Other letter grades — A, B, C and D — are broken down in increments of 10 from 60 to 100, but there is a 59-point spread between D and F, a gap that can often make it mathematically impossible for some failing students to ever catch up.

“It’s a classic mathematical dilemma: that the students have a six times greater chance of getting an F,” says Douglas Reeves, founder of The Leadership and Learning Center, a Colorado-based educational think tank who has written on the topic.

Last time I checked, the closed interval S := \left[0,100\right] in the integers contains 101 elements, and a standard 90-80-70-60 scale allocates them in such a way that there is a 60 point spread between the minimum scores meriting an F and a D. Feel free to check my arithmetic, but even a hand calculator can usually get 60 - 0 = 60 correct. Apparently correct arithmetic is not important in an argument supporting how grades should be computed.

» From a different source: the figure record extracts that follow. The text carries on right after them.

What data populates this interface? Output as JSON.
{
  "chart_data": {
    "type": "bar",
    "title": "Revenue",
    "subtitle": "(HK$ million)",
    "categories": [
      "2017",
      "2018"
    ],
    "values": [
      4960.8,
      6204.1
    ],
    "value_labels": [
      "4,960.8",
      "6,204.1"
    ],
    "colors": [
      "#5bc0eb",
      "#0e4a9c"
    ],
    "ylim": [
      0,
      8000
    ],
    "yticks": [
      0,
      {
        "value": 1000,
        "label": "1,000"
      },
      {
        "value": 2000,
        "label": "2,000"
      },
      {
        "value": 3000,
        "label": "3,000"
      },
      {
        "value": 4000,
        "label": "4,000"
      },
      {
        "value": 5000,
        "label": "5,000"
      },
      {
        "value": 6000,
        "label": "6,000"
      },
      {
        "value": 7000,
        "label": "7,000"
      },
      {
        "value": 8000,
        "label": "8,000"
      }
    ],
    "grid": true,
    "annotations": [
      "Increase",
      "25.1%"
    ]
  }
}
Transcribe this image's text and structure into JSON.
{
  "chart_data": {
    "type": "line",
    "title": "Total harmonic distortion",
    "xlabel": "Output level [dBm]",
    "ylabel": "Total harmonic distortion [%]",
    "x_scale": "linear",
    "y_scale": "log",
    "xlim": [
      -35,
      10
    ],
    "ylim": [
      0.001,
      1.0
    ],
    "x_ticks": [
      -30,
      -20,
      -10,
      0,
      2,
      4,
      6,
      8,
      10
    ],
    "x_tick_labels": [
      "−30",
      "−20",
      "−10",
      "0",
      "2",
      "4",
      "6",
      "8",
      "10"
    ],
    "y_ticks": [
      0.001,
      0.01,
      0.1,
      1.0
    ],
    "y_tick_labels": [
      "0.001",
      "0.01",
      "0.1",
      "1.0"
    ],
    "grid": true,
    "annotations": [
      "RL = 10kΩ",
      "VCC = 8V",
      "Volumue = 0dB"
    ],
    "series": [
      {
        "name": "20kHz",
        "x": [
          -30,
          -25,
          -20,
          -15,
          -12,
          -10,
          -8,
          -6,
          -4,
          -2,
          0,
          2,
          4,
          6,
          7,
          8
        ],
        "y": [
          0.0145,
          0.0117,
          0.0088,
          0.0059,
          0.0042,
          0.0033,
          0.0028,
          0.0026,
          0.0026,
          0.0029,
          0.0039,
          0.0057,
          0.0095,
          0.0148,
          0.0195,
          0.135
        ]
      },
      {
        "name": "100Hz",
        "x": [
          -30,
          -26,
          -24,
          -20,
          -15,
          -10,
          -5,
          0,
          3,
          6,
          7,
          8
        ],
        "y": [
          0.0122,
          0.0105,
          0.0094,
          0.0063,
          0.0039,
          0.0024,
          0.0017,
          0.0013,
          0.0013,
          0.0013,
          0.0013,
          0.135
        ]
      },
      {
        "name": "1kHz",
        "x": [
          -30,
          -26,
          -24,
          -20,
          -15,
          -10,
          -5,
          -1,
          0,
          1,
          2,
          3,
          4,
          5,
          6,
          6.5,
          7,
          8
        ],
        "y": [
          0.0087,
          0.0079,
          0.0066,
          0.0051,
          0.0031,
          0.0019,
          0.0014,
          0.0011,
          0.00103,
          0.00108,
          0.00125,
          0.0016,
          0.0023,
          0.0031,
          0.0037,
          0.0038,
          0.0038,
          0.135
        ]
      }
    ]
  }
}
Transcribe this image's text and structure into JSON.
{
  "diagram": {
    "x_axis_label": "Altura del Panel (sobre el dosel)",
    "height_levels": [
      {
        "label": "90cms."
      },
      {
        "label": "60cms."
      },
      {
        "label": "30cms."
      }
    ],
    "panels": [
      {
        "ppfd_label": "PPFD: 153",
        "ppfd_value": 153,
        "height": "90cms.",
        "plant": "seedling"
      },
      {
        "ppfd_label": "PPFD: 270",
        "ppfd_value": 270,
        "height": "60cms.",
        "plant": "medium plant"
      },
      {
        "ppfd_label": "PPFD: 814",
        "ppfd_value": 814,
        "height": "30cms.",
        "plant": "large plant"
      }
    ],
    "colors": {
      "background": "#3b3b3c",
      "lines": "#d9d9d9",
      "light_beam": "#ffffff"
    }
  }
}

I’m also astounded—perhaps I shouldn’t be, but I am—that the head of a think tank would propose that statement as a “classic mathematical dilemma”. It certainly appears to contain two classic mathematical errors, however: one being a fencepost error, and the other being an unsupported assumption that grades are uniformly distributed over S. If the grades obtained by students were distributed uniformly over S, then the expected value of student grades would be 50. So far as I am aware, neither high school graduation rates nor university retention and graduation rates support such a claim. Moreover, we should expect strictly more values corresponding to an A than to any of the grades B, C, or D on a given assignment or exam, since it contains one more element of S than the others do. Would anyone care to provide the empirical evidence justifying such a result?

As unsettling as these errors are, I find the sidebar to be more disquieting. The examples it provides for calculating grades do not correspond to the general assumption in the article that a letter grade of F is recorded, and then considered to be 0 at some later point. Rather, it shows what happens when we have recorded the scores on a 100-point scale, and then compute the mean with the actual score or with a false minimum of 50. In these comparisons, the recorded failing grade is not in general a zero.

Let’s take a slightly closer look at what is happening here. There are two grading scales in use here: the closed interval S=\left[0,100\right] of integer scores, and the set L=\left\{\mathrm{A,B,C,D,F}\right\} of letter grades. The 90-80-70-60 convention establishes a surjective mapping \varphi: S\to L that preserves the standard order on each of these sets. However, \varphi is not injective, so we cannot define a consistent arithmetic on L in terms of \varphi^{-1}. The argument provided in support of this 50-minimum grading scale is, in effect, an argument about how a representative of the preimage \varphi^{-1}\left(x\right) should be selected for each x\in L.

Unfortunately, this argument does not go through if we already have scores recorded. We are not free to select any element of the preimage. At least in the sciences, there’s a term for such an operation: it’s called falsification of data. Viewed this way, the implications of the grading policies being adopted by some school districts are, at best, disturbing.